I would add to Mr Louis Ng's point also that where parties to an agreement – if you come to an agreement and you have a specific concern, you have a specific confidentiality attached to, say, an IP patent or to a piece of information that is very sensitive – it is open to the parties to expressly incorporate provisions specific to their own needs in their arbitration agreement and that will be enforced. Members will remember that, at the outset, I mentioned that the confidentiality arises in a number of ways, one of which is through the parties' express agreement in the arbitration agreement itself.
Mr Louis Ng will know that the Courts have consistently looked at the scope of the arbitration agreement and to study that to assess the extent of the confidentiality obligations.

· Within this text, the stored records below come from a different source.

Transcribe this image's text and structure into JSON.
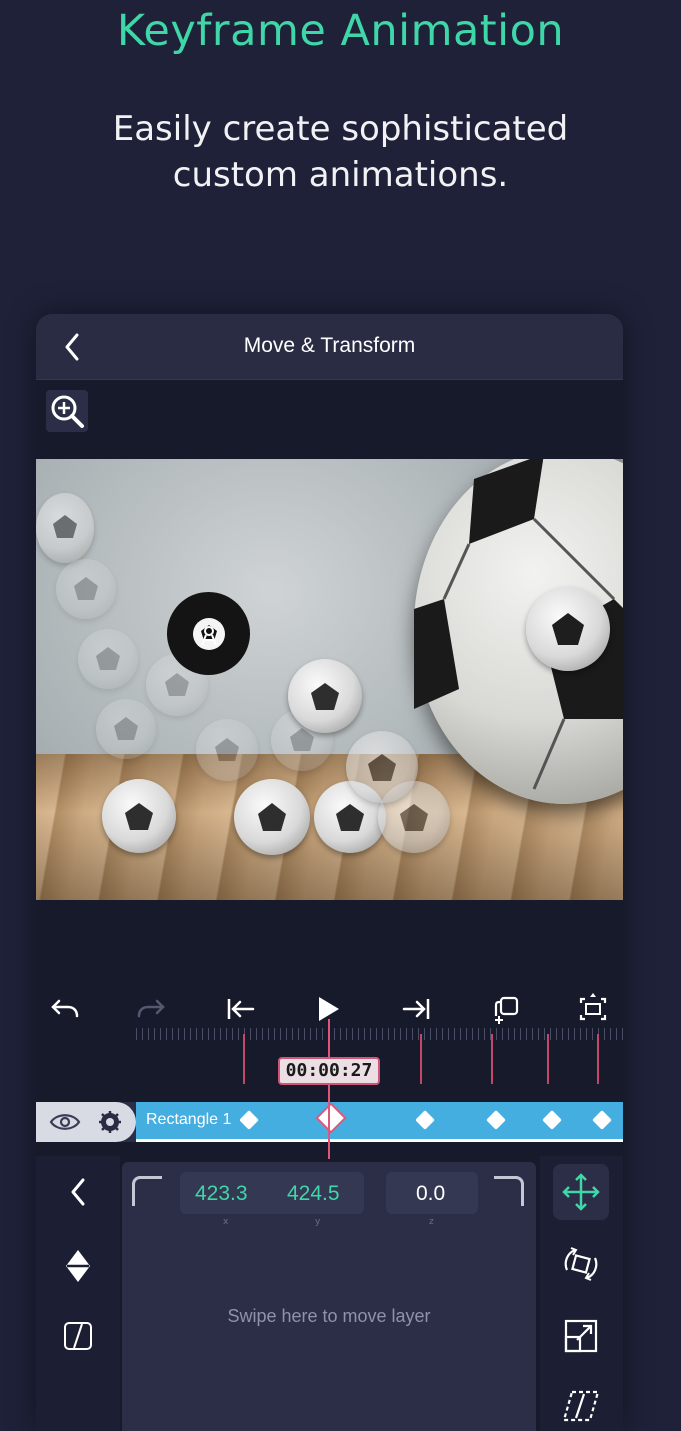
{
  "promo": {
    "title": "Keyframe Animation",
    "subtitle": "Easily create sophisticated custom animations."
  },
  "nav": {
    "title": "Move & Transform",
    "back_icon": "chevron-left-icon"
  },
  "toolbar": {
    "zoom_icon": "zoom-in-icon"
  },
  "transport": {
    "undo_icon": "undo-icon",
    "redo_icon": "redo-icon",
    "prev_icon": "skip-to-start-icon",
    "play_icon": "play-icon",
    "next_icon": "skip-to-end-icon",
    "copy_icon": "copy-add-icon",
    "crop_icon": "crop-fullscreen-icon"
  },
  "timeline": {
    "current_time": "00:00:27",
    "layer_name": "Rectangle 1",
    "colors": {
      "clip": "#45aee0",
      "playhead": "#e0557a"
    }
  },
  "transform": {
    "x_value": "423.3",
    "y_value": "424.5",
    "z_value": "0.0",
    "x_label": "x",
    "y_label": "y",
    "z_label": "z",
    "swipe_hint": "Swipe here to move layer"
  },
  "theme": {
    "accent": "#3fd6a8",
    "background": "#1f2139"
  }
}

Next, let me move on to the amendments which have considered in the consultation but not brought in this Bill. Both Mr Louis Ng and Mr Zhulkarnain Abdul Rahim have enquired about these amendments and the proposals that were considered. I have briefly outlined these other considerations earlier and they broadly relate to the opt-in right of appeal and the proposal for the waiver or limitation of the annulment grounds.

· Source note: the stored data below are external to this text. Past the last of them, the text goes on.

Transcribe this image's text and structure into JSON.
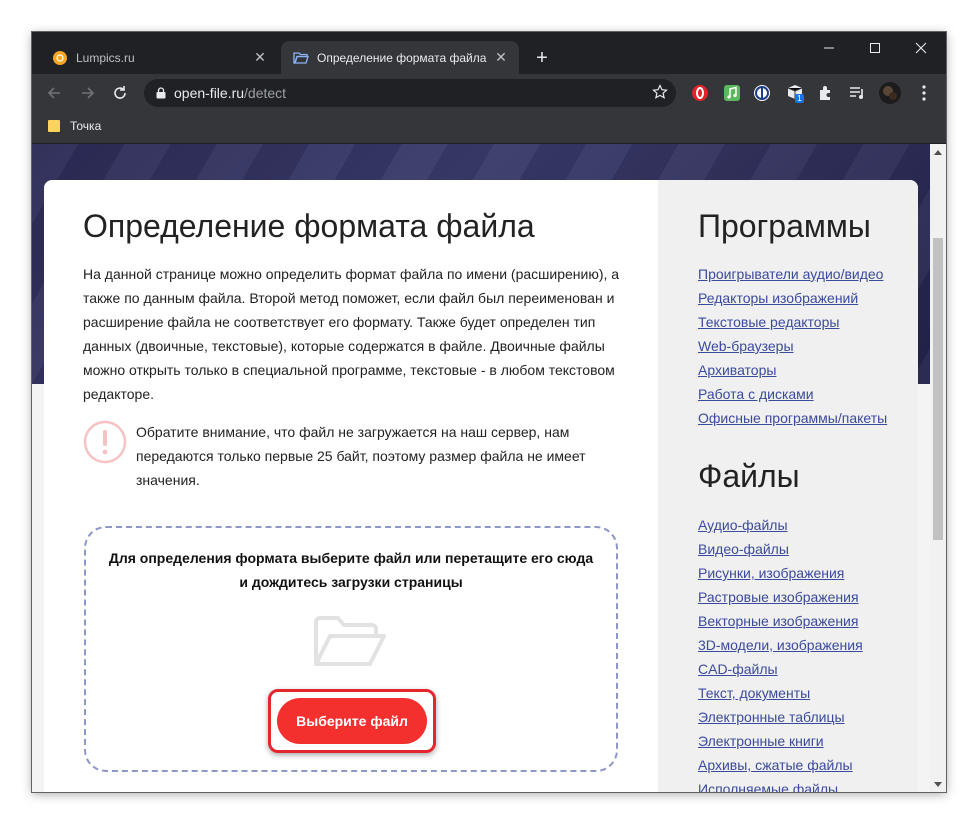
{
  "browser": {
    "tabs": [
      {
        "label": "Lumpics.ru",
        "active": false
      },
      {
        "label": "Определение формата файла",
        "active": true
      }
    ],
    "url_host": "open-file.ru",
    "url_path": "/detect",
    "bookmarks": [
      {
        "label": "Точка"
      }
    ],
    "extension_badge": "1",
    "colors": {
      "tabstrip": "#202124",
      "toolbar": "#35363a"
    }
  },
  "page": {
    "title": "Определение формата файла",
    "intro": "На данной странице можно определить формат файла по имени (расширению), а также по данным файла. Второй метод поможет, если файл был переименован и расширение файла не соответствует его формату. Также будет определен тип данных (двоичные, текстовые), которые содержатся в файле. Двоичные файлы можно открыть только в специальной программе, текстовые - в любом текстовом редакторе.",
    "notice": "Обратите внимание, что файл не загружается на наш сервер, нам передаются только первые 25 байт, поэтому размер файла не имеет значения.",
    "dropzone_text": "Для определения формата выберите файл или перетащите его сюда и дождитесь загрузки страницы",
    "select_button": "Выберите файл",
    "accent": "#f4302f"
  },
  "sidebar": {
    "programs_title": "Программы",
    "programs": [
      "Проигрыватели аудио/видео",
      "Редакторы изображений",
      "Текстовые редакторы",
      "Web-браузеры",
      "Архиваторы",
      "Работа с дисками",
      "Офисные программы/пакеты"
    ],
    "files_title": "Файлы",
    "files": [
      "Аудио-файлы",
      "Видео-файлы",
      "Рисунки, изображения",
      "Растровые изображения",
      "Векторные изображения",
      "3D-модели, изображения",
      "CAD-файлы",
      "Текст, документы",
      "Электронные таблицы",
      "Электронные книги",
      "Архивы, сжатые файлы",
      "Исполняемые файлы"
    ]
  }
}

These are still being studied and are not part of today's Bill, but I welcome Mr Vikram Nair's as well as Mr Zhulkarnain Abdul Rahim's views on them. I think Mr Louis Ng also said that these would add value to our landscape. We agree with the views that are set out. We will add them on to the very many REACH views that we have received so far on this and study them together with the various stakeholders that I have mentioned at the outset. When we are ready with that, we will come back and I am sure we will also consult with Mr Louis Ng and the others who have raised the points here.

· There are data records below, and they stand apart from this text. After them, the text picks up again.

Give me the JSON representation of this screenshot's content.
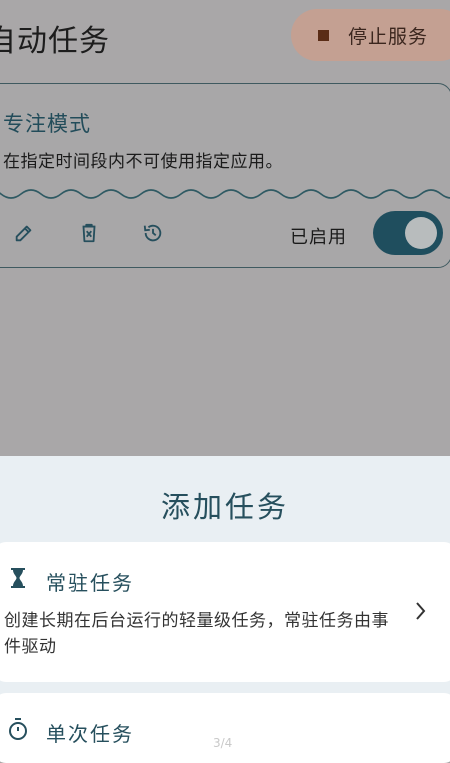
{
  "header": {
    "title": "自动任务",
    "stop_service_label": "停止服务"
  },
  "task_card": {
    "name": "专注模式",
    "description": "在指定时间段内不可使用指定应用。",
    "enabled_label": "已启用",
    "enabled": true,
    "actions": [
      "edit-icon",
      "delete-icon",
      "history-icon"
    ]
  },
  "sheet": {
    "title": "添加任务",
    "options": [
      {
        "icon": "hourglass-icon",
        "title": "常驻任务",
        "description": "创建长期在后台运行的轻量级任务，常驻任务由事件驱动"
      },
      {
        "icon": "timer-icon",
        "title": "单次任务"
      }
    ]
  },
  "page_indicator": "3/4",
  "colors": {
    "accent": "#1f4e5e",
    "title_teal": "#264f5d",
    "stop_button": "#c4a092",
    "sheet_bg": "#e9eff3",
    "scrim": "#a8a7a8"
  }
}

In the final analysis, on these points, I want to assure Members and the arbitration community that my Ministry recognises the range of options and the diversity of views on these proposals. As I have said, some go towards whether or not they should be implemented; others have given us suggestions as to how they can be implemented. The operationalisation of these mechanisms also needs some study to ensure that they are consistent and that they lend themselves to fairness.
Sir, in conclusion, we believe that this Bill introduces amendments that best serve the needs of the arbitral community. As I have flagged, this is a process that is on-going and we are always taking into account what users want to see – developments in the law and, of course, international conventions and practices as well. We will continue to make Singapore an attractive seat for arbitration disputes.
With that, Sir, I beg to move.
Question put, and agreed to.
Bill accordingly read a Second time and committed to a Committee of the whole House.
The House immediately resolved itself into a Committee on the Bill. – [Mr Edwin Tong Chun Fai].
Bill considered in Committee; reported without amendment; read a Third time and passed.